細かな申請ルールは制度によって異なるものの、どのような目的で、どういった設備投資を行うか、設備投資によってどのような成果が期待できるかなどを具体的に示さなければなりません。
さらに、厚生労働省管轄の助成金では、就業規則や労使協定などを提出するものもあり、それらの策定から着手しなければならないこともあるでしょう。申請には計画性とさまざまな準備が必要な点に注意してください。
要件を満たしても必ず採択される保証はない
補助金の場合、要件をすべて満たせば必ず支給されるというわけではなく、採択を受けて選ばれなければ補助は受けられません。採択を受けるためには、「わかりやすく、具体的な内容で申請書類を作成する」「補助金に設けられている加点項目を漏れなく申請する」といった工夫も重要です。
不安な場合は、専門家によるアドバイスを受けた方が、確実性が高まるといえるでしょう。なお、弥生の「資金調達ナビ」では、資金調達に関して相談できる税理士・会計事務所を無料でご紹介しています。

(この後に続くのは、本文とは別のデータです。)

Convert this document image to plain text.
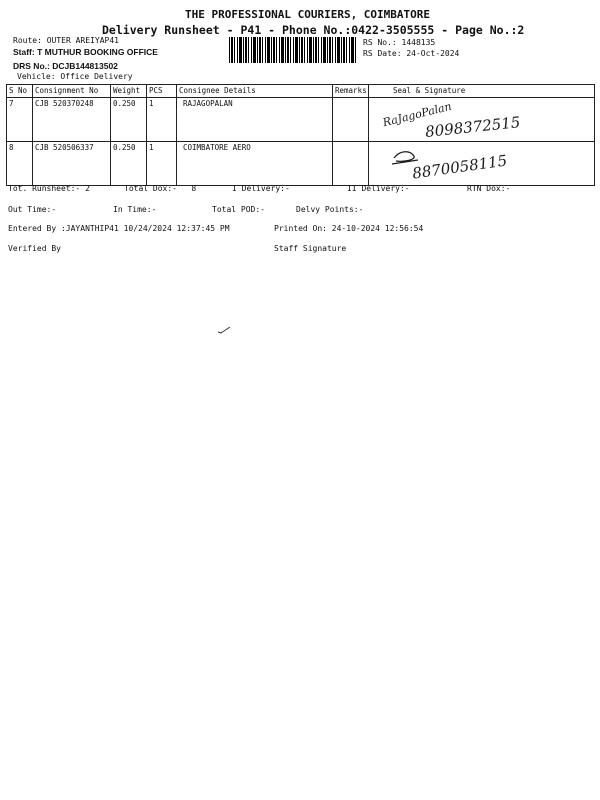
THE PROFESSIONAL COURIERS, COIMBATORE
Delivery Runsheet - P41 - Phone No.:0422-3505555 - Page No.:2
Route: OUTER AREIYAP41
Staff: T MUTHUR BOOKING OFFICE
DRS No.: DCJB144813502
Vehicle: Office Delivery
RS No.: 1448135
RS Date: 24-Oct-2024
S No	Consignment No	Weight	PCS	Consignee Details	Remarks	Seal & Signature
7	CJB 520370248	0.250	1	RAJAGOPALAN		
8	CJB 520506337	0.250	1	COIMBATORE AERO		
RaJagoPalan
8098372515
8870058115
Tot. Runsheet:- 2	Total Dox:-   8	I Delivery:-	II Delivery:-	RTN Dox:-
Out Time:-	In Time:-	Total POD:-	Delvy Points:-
Entered By :JAYANTHIP41 10/24/2024 12:37:45 PM	Printed On: 24-10-2024 12:56:54
Verified By	Staff Signature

途中で導入したい設備が変わるときには追加手続きが必要
補助金・助成金の申請では、どのような設備を導入するか、生産機械や会計ソフトなどを具体的に決めて、費用などを記載します。申請して採択を受け、設備投資を実行するまでの間にある程度の期間を要しますが、その期間内に導入する機械を変更したくなったり、別のシステムを導入したいと考えたりといった事情が生じることもあるでしょう。
そのような場合には、導入設備の変更をしても補助金・助成金受給に影響しないかどうかを問い合わせ、必要に応じて追加の手続きを行わなければなりません。
補助金は後払いなのでキャッシュフロー悪化のリスクがある
補助金を受け取るタイミングには注意が必要です。補助金は、採択を受けたらすぐに受け取れるわけではないからです。補助金を受け取れるのは、実際に設備投資を行い、経費などについて報告し、その内容が審査された後となります。
設備投資にかかる費用はいったん、全額を自己資金で支払います。補助金を受け取るまで、一時的にキャッシュフローが悪化するので、資金繰りに問題がないかを確認しておきましょう。借入が必要な場合には、金融機関などに設備投資と補助金受給の旨を伝え、それを前提に融資を受けるようにしてください。
事業実施期間内に設備投資を行い、終了後も報告の必要がある
補助金は事業実施期間が定められており、その期間内に設備投資を実行し、終了後に費用などを整理して補助金の給付を受けることになっています。これを怠ると、補助金を受けられないので注意が必要です。
昨今は人材や資材の不足が起きることも多く、何らかの理由で設備投資が遅れて事業実施期間に影響を及ぼす場合には、補助金の事務局に相談する必要があります。年度内に事業実施できれば認められることもあるので、状況がわかり次第、すみやかに相談しましょう。
過剰な設備投資、不要な設備投資をすると経営が傾くおそれがある
「補助金を受けられる」からといって、過剰な設備投資や必要性が低い設備投資を行ってしまう事業者もいます。ですが、補助金で経費全額がカバーされるわけではありません。かかった経費の3分の1や2分の1は自己資金を投じることになります。
設備投資による利益増大や販路拡大などにおいて投資額を上回る成果が得られない場合、急激な資金繰りの悪化など、経営や財務に大きく影響することも。設備投資の範囲には注意が必要です。